Additional nasty attack strategies on the rise include: 

·     Multi-Vector Attacks – Why stop at one type of attack when you can do several at the same time to target different vulnerabilities.  For example, DNS Amplification, paired with an ICMP Flood and a TCP ACK attack.

·     Carpet Bombing Attacks – Typically, a single IP is targeted; but with these ruthless attacks, multiple IPs are attacked at the same time to evade mitigation systems.  A bunch of small floods can add up quickly to overwhelm your Internet perimeter. 

·     Burst Attacks (aka Hit and Run Attacks) – Attack an IP, stop quickly, attack the same IP, and stop again.  Continue this pattern and your Internet will be bouncing up and down.  This strategy is designed to take advantage of the delay between detecting an attack, and for mitigation to kick in.

·     Any combination of the above – Yikes! No thanks 😉

With all this craziness what can be done?
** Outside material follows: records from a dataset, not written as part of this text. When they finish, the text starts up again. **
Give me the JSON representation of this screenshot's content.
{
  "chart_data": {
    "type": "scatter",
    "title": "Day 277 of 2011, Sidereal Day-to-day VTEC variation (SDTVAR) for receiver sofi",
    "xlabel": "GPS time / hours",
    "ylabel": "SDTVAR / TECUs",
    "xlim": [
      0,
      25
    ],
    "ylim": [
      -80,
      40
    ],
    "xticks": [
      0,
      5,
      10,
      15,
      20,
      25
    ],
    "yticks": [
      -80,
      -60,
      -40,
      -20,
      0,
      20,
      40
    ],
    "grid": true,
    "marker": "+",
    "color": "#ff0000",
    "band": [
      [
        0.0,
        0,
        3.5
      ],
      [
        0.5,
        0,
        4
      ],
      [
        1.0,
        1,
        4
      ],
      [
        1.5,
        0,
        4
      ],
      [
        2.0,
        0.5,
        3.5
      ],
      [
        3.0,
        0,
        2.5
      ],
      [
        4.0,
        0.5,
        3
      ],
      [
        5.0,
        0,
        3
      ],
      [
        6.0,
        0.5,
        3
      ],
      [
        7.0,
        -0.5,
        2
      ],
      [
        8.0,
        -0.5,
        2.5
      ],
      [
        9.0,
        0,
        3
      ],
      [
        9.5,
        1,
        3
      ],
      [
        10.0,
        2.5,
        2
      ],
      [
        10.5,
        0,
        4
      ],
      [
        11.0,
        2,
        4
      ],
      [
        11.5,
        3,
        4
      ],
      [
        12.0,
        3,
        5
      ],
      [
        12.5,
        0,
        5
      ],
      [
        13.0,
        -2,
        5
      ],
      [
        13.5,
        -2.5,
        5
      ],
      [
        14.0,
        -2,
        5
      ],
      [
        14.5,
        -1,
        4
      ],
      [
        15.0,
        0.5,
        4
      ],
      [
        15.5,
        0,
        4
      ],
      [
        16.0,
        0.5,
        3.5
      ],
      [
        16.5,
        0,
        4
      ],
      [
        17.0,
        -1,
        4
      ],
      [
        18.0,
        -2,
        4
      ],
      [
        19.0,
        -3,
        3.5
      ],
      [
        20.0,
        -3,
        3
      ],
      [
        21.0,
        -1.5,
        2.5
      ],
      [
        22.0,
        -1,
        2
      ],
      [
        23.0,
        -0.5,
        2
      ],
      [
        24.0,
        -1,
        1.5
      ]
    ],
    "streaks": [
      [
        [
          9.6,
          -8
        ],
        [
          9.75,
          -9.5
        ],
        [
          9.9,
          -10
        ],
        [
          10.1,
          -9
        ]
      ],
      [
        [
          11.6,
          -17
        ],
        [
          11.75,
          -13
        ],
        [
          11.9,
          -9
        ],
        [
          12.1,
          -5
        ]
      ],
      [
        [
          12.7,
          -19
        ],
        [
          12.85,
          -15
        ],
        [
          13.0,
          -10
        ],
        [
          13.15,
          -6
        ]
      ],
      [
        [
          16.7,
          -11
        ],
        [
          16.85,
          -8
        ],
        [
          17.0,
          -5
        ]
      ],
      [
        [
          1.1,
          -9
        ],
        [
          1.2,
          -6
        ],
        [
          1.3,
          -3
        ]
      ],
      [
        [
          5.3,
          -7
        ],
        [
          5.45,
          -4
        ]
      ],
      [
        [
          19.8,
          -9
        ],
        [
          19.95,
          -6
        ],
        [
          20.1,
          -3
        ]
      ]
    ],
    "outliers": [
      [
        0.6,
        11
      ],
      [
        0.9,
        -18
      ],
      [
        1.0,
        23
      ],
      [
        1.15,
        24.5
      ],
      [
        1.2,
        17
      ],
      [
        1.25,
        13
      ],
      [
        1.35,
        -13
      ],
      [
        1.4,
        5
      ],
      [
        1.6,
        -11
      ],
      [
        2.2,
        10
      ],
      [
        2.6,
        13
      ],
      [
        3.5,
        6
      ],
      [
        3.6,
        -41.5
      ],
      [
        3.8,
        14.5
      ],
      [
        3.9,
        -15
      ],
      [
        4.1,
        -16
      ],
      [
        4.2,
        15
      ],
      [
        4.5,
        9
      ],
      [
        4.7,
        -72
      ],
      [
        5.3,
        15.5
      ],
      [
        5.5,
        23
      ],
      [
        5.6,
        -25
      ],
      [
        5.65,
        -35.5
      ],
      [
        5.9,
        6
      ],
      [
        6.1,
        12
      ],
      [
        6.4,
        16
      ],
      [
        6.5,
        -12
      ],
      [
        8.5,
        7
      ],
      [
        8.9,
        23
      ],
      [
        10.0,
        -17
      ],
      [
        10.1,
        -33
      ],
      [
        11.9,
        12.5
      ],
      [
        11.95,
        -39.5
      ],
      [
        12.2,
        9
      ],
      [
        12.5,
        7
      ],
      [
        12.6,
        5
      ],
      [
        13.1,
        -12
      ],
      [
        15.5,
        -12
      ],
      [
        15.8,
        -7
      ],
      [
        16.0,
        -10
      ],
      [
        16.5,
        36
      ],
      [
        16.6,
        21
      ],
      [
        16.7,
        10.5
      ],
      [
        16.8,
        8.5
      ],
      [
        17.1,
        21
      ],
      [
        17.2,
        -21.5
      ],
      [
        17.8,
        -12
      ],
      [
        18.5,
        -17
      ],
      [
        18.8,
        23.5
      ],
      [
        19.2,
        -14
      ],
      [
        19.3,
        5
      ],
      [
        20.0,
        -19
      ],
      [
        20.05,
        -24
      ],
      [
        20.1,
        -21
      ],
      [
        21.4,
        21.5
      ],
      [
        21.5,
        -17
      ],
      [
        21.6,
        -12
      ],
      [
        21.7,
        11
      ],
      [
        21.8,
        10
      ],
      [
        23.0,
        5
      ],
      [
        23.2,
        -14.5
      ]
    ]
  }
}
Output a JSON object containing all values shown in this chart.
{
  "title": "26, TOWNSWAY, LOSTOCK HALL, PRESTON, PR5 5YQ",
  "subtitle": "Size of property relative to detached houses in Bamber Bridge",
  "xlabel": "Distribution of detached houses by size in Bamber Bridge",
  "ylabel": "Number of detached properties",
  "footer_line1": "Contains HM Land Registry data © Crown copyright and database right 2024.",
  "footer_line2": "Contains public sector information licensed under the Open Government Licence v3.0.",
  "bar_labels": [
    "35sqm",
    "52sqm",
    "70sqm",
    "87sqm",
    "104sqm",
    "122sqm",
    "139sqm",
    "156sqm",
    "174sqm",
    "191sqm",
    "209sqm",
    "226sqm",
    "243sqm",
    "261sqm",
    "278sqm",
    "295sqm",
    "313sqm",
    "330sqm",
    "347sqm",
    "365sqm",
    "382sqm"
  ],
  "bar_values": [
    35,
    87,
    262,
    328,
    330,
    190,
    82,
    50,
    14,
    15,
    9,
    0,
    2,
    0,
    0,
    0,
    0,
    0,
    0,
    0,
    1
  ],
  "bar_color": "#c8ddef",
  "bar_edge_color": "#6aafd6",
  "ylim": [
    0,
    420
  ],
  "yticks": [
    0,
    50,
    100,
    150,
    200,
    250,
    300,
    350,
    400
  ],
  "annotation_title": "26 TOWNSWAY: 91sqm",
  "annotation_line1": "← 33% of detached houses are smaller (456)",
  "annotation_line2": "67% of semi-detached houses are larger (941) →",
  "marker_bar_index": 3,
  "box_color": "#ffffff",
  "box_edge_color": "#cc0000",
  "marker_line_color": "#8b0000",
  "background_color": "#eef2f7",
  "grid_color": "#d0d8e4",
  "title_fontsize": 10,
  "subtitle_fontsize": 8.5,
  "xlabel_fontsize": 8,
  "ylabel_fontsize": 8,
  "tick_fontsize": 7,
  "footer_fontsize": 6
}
Finding the right DDoS mitigation service for your company’s security requirements should be your first line of defense. You want to stop the influx of unwanted traffic before it can reach your security edge. There are many options to choose from; on-prem solutions, cloud-based, always-on, on-demand, always-on monitoring with quick mitigation.  To find the best fit, ask yourself:

·     How much downtime can I accept?  If you are running an ecommerce website that can’t afford downtime, an always-on solution is ideal, otherwise maybe a more cost-effective solution will work for your security compliances. 

·     Can my team deploy and continually manage new security appliances on site?  If not, explore cloud-based solutions for simple configuration free deployments.

·     How much can I spend on DDoS protection?  Depending on how quickly you require mitigation to kick in, costs can vary quite a bit.

·     Can my Internet Service Provider meet my requirements?

Remember, DDoS Protection is only one tool in your arsenal. You’ll still need to deploy firewalls, IPS/IDS, WAFs, anti-virus, and anti-spam where needed.  I encourage all organizations to use security best practices in their deployments.  Here are a few suggestions:

·     Build a Human Firewall! Train employees regularly on email and Internet security best practices.

·     Only allow the required traffic (TCP/UDP ports) to communicate to your web servers and devices, block all other traffic.

·     Do your part to stop DDoS attacks on others and make a cleaner Internet: add security measures to prevent your network from being used in a reflection/amplification DDoS attack by enabling outbound access-control-lists (ACL) that allow only traffic from your companies owned/assigned public IPs to reach the WWW. This prevents any compromised devices from sending spoofed packets.

Cyber resiliency is more important than ever

It is becoming more important than ever to invest in cyber resiliency. No matter the size or scale, an attack on your network can be detrimental to your business and costly in the end. The best way to prevent an attack is to stop it before it even begins. If you’re planning to take the journey to outwit those that would do you harm and get secure,DDoS protection can go a long way.